House debates
Monday, 1 September 2014
Questions without Notice
Child Care
3:05 pm
Mark Coulton (Parkes, National Party) Share this | Link to this | Hansard source
My question is to the Assistant Minister for Education. Will the minister inform the House of the recent Department of Education data on childcare usage in Australia? What action is the government taking to address the concerns that exist in the childcare sector and among parents?
3:06 pm
Sussan Ley (Farrer, Liberal Party, Assistant Minister for Education) Share this | Link to this | Hansard source
It is a pleasure to take a question from my friend, neighbour and colleague the member for Parkes, representing, like me, rural New South Wales. I visited Lake Cargelligo in his electorate recently when we opened a centre that used innovative streams of funding from the Commonwealth and the state, a dual sector licence, to look after both the preschool and the long day care needs of the children in this small rural town. We in the coalition, because we represent every corner of Australia, understand the different child-care needs in rural and regional Australia much better than Labor ever did. So whether you are from outback WA like the new member for Durack, from outback Queensland like the new member for Capricornia, or from rural villages in western Victoria like the new member for Corangamite, we absolutely have it covered.

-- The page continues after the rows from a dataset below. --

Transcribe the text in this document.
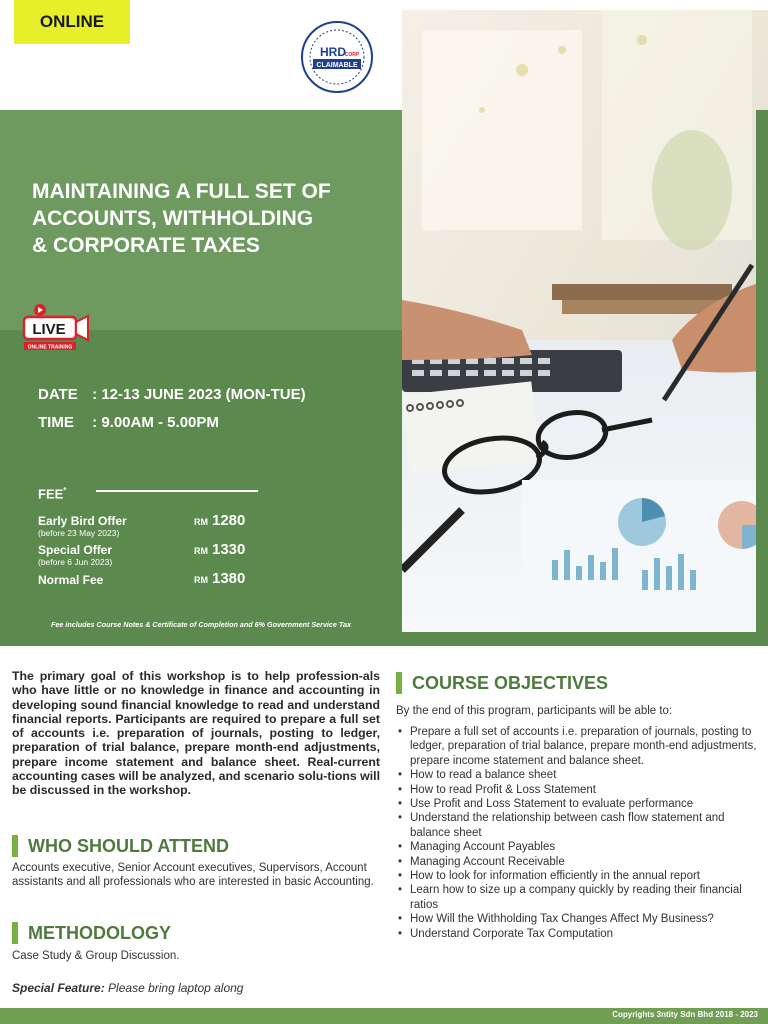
ONLINE
HRD
CORP
CLAIMABLE
MAINTAINING A FULL SET OF
ACCOUNTS, WITHHOLDING
& CORPORATE TAXES
LIVE
ONLINE TRAINING
DATE : 12-13 JUNE 2023 (MON-TUE)
TIME : 9.00AM - 5.00PM
FEE*
Early Bird Offer
(before 23 May 2023)
RM 1280
Special Offer
(before 6 Jun 2023)
RM 1330
Normal Fee	RM 1380
Fee includes Course Notes & Certificate of Completion and 6% Government Service Tax
The primary goal of this workshop is to help profession-als who have little or no knowledge in finance and accounting in developing sound financial knowledge to read and understand financial reports. Participants are required to prepare a full set of accounts i.e. preparation of journals, posting to ledger, preparation of trial balance, prepare month-end adjustments, prepare income statement and balance sheet. Real-current accounting cases will be analyzed, and scenario solu-tions will be discussed in the workshop.
WHO SHOULD ATTEND
Accounts executive, Senior Account executives, Supervisors, Account assistants and all professionals who are interested in basic Accounting.
METHODOLOGY
Case Study & Group Discussion.
Special Feature: Please bring laptop along
COURSE OBJECTIVES
By the end of this program, participants will be able to:
• Prepare a full set of accounts i.e. preparation of journals, posting to ledger, preparation of trial balance, prepare month-end adjustments, prepare income statement and balance sheet.
• How to read a balance sheet
• How to read Profit & Loss Statement
• Use Profit and Loss Statement to evaluate performance
• Understand the relationship between cash flow statement and balance sheet
• Managing Account Payables
• Managing Account Receivable
• How to look for information efficiently in the annual report
• Learn how to size up a company quickly by reading their financial ratios
• How Will the Withholding Tax Changes Affect My Business?
• Understand Corporate Tax Computation
Copyrights 3ntity Sdn Bhd 2018 - 2023
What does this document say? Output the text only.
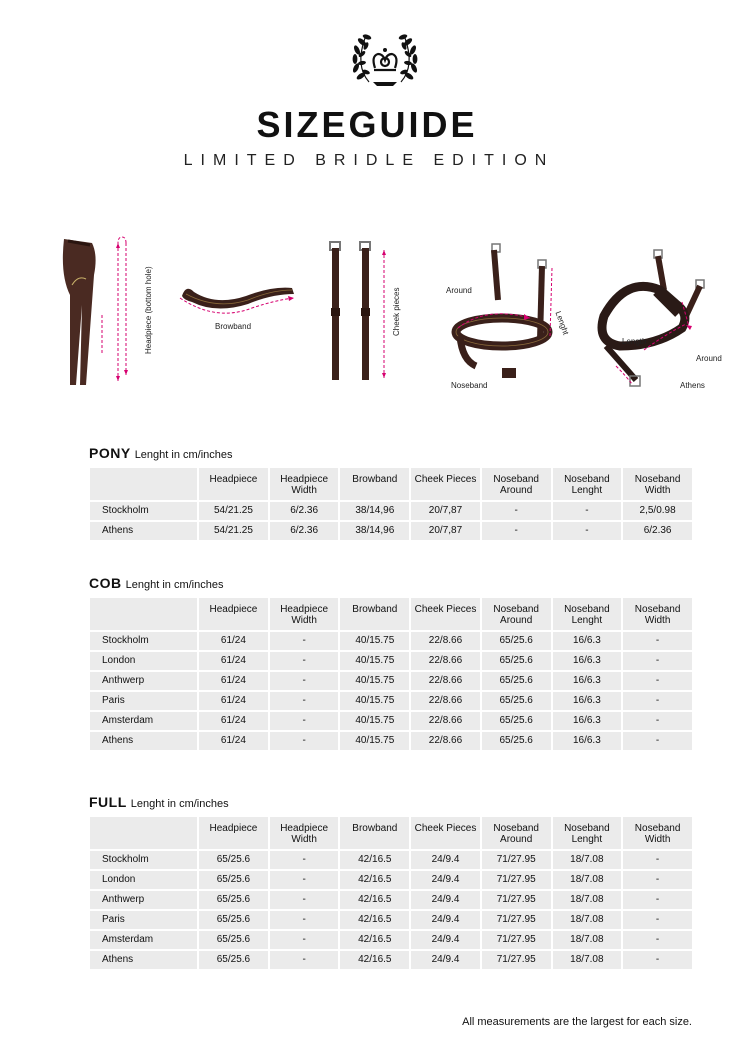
SIZEGUIDE
LIMITED BRIDLE EDITION
Headpiece (bottom hole)	Browband	Cheek pieces	Around
Lenght
Noseband
Length
Around
Athens
PONY Lenght in cm/inches
	Headpiece	Headpiece Width	Browband	Cheek Pieces	Noseband Around	Noseband Lenght	Noseband Width
Stockholm	54/21.25	6/2.36	38/14,96	20/7,87	-	-	2,5/0.98
Athens	54/21.25	6/2.36	38/14,96	20/7,87	-	-	6/2.36
COB Lenght in cm/inches
	Headpiece	Headpiece Width	Browband	Cheek Pieces	Noseband Around	Noseband Lenght	Noseband Width
Stockholm	61/24	-	40/15.75	22/8.66	65/25.6	16/6.3	-
London	61/24	-	40/15.75	22/8.66	65/25.6	16/6.3	-
Anthwerp	61/24	-	40/15.75	22/8.66	65/25.6	16/6.3	-
Paris	61/24	-	40/15.75	22/8.66	65/25.6	16/6.3	-
Amsterdam	61/24	-	40/15.75	22/8.66	65/25.6	16/6.3	-
Athens	61/24	-	40/15.75	22/8.66	65/25.6	16/6.3	-
FULL Lenght in cm/inches
	Headpiece	Headpiece Width	Browband	Cheek Pieces	Noseband Around	Noseband Lenght	Noseband Width
Stockholm	65/25.6	-	42/16.5	24/9.4	71/27.95	18/7.08	-
London	65/25.6	-	42/16.5	24/9.4	71/27.95	18/7.08	-
Anthwerp	65/25.6	-	42/16.5	24/9.4	71/27.95	18/7.08	-
Paris	65/25.6	-	42/16.5	24/9.4	71/27.95	18/7.08	-
Amsterdam	65/25.6	-	42/16.5	24/9.4	71/27.95	18/7.08	-
Athens	65/25.6	-	42/16.5	24/9.4	71/27.95	18/7.08	-
All measurements are the largest for each size.
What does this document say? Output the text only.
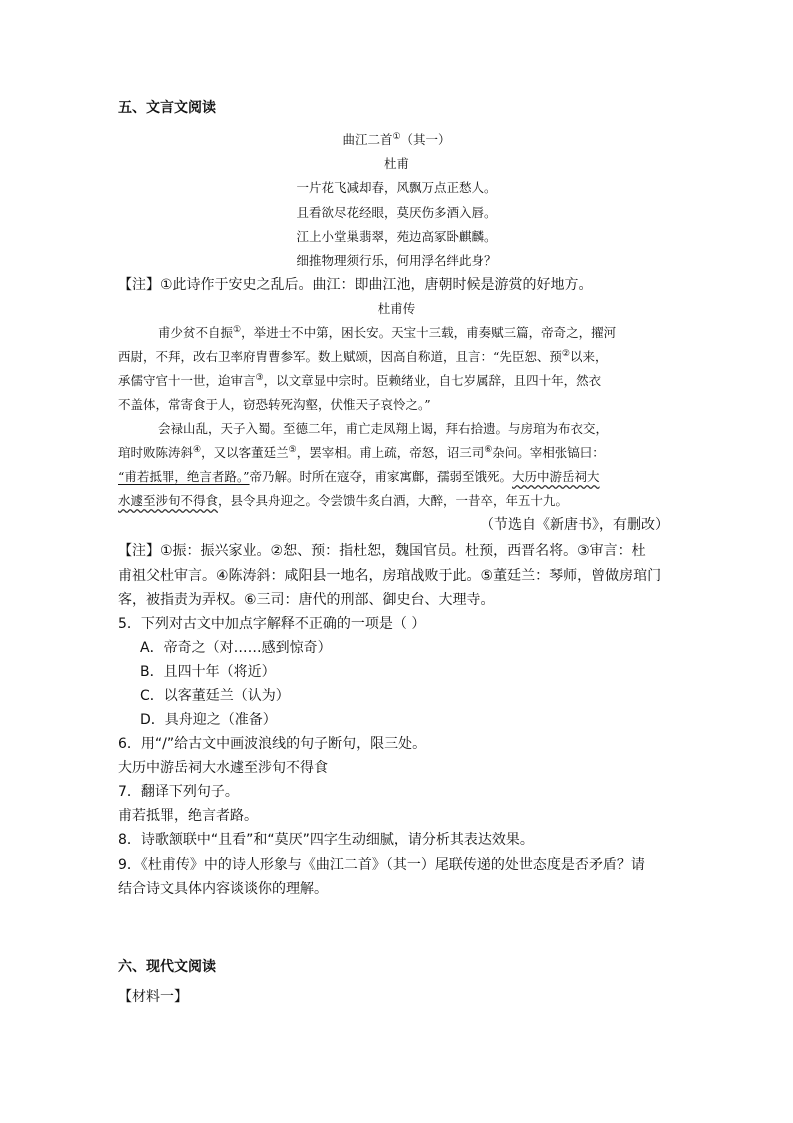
五、文言文阅读
曲江二首①（其一）
杜甫
一片花飞减却春，风飘万点正愁人。
且看欲尽花经眼，莫厌伤多酒入唇。
江上小堂巢翡翠，苑边高冢卧麒麟。
细推物理须行乐，何用浮名绊此身？
【注】①此诗作于安史之乱后。曲江：即曲江池，唐朝时候是游赏的好地方。
杜甫传
甫少贫不自振①，举进士不中第，困长安。天宝十三载，甫奏赋三篇，帝奇之，擢河
西尉，不拜，改右卫率府胄曹参军。数上赋颂，因高自称道，且言：“先臣恕、预②以来，
承儒守官十一世，迨审言③，以文章显中宗时。臣赖绪业，自七岁属辞，且四十年，然衣
不盖体，常寄食于人，窃恐转死沟壑，伏惟天子哀怜之。”
会禄山乱，天子入蜀。至德二年，甫亡走凤翔上谒，拜右拾遗。与房琯为布衣交，
琯时败陈涛斜④，又以客董廷兰⑤，罢宰相。甫上疏，帝怒，诏三司⑥杂问。宰相张镐曰：
“甫若抵罪，绝言者路。”帝乃解。时所在寇夺，甫家寓鄜，孺弱至饿死。大历中游岳祠大
水遽至涉旬不得食，县令具舟迎之。令尝馈牛炙白酒，大醉，一昔卒，年五十九。
（节选自《新唐书》，有删改）
【注】①振：振兴家业。②恕、预：指杜恕，魏国官员。杜预，西晋名将。③审言：杜
甫祖父杜审言。④陈涛斜：咸阳县一地名，房琯战败于此。⑤董廷兰：琴师，曾做房琯门
客，被指责为弄权。⑥三司：唐代的刑部、御史台、大理寺。
5．下列对古文中加点字解释不正确的一项是（ ）
A．帝奇之（对……感到惊奇）
B．且四十年（将近）
C．以客董廷兰（认为）
D．具舟迎之（准备）
6．用“/”给古文中画波浪线的句子断句，限三处。
大历中游岳祠大水遽至涉旬不得食
7．翻译下列句子。
甫若抵罪，绝言者路。
8．诗歌颔联中“且看”和“莫厌”四字生动细腻，请分析其表达效果。
9．《杜甫传》中的诗人形象与《曲江二首》（其一）尾联传递的处世态度是否矛盾？请
结合诗文具体内容谈谈你的理解。
六、现代文阅读
【材料一】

But the problems in the cities are just as bad as the problems in the country. Last week, I was in Western Sydney and it was a day when data from the Department of Education revealed the pressures on child care all across the country, because, although the average hours of use are going down, the demand continues to rise. That indicates severe pressure operating within the system. It is, indeed, a national problem.
Why is this? It is because Labor sat on their hands for six years while the problem developed and did absolutely nothing. Last week, we saw the shadow minister's sensitivity in this area, and I suspect that that stems from her shame at the policies that did not come out when she operated under the incompetent administration that she did.
So what do you do? What do you have left when you have tried your hardest? A desperate scare campaign—and that is what we have seen since the change in government. We have had the Leader of the Opposition misquoting data from the Early Childhood Australia reports; they actually had to put out a release correcting him. We have had both the Leader of the Opposition and the shadow minister popping up in every state, telling severe untruths about the state of our childcare policy. It is a scare campaign. It is misleading parents. It is misleading the community. It is completely untrue—such as saying that our childcare benefits have been cut when in fact the childcare benefit for every family in every childcare centre went up on 1 July and was always going to go up under our policy. What we saw from Labor was that simply adding dollars does not work.
So what are we doing? We have the Productivity Commission inquiry underway. We have new policy settings coming down in the New Year. We have got $12½ million going back into occasional care. We are already working with the states and territories to fix up the red-tape and compliance overburden left to us by Labor. People can have confidence that this government, that represents every corner of Australia, will get it right, in every corner of Australia.
Tony Abbott (Warringah, Liberal Party, Prime Minister) Share this | Link to this | Hansard source
Madam Speaker, I ask that further questions be placed on the Notice Paper.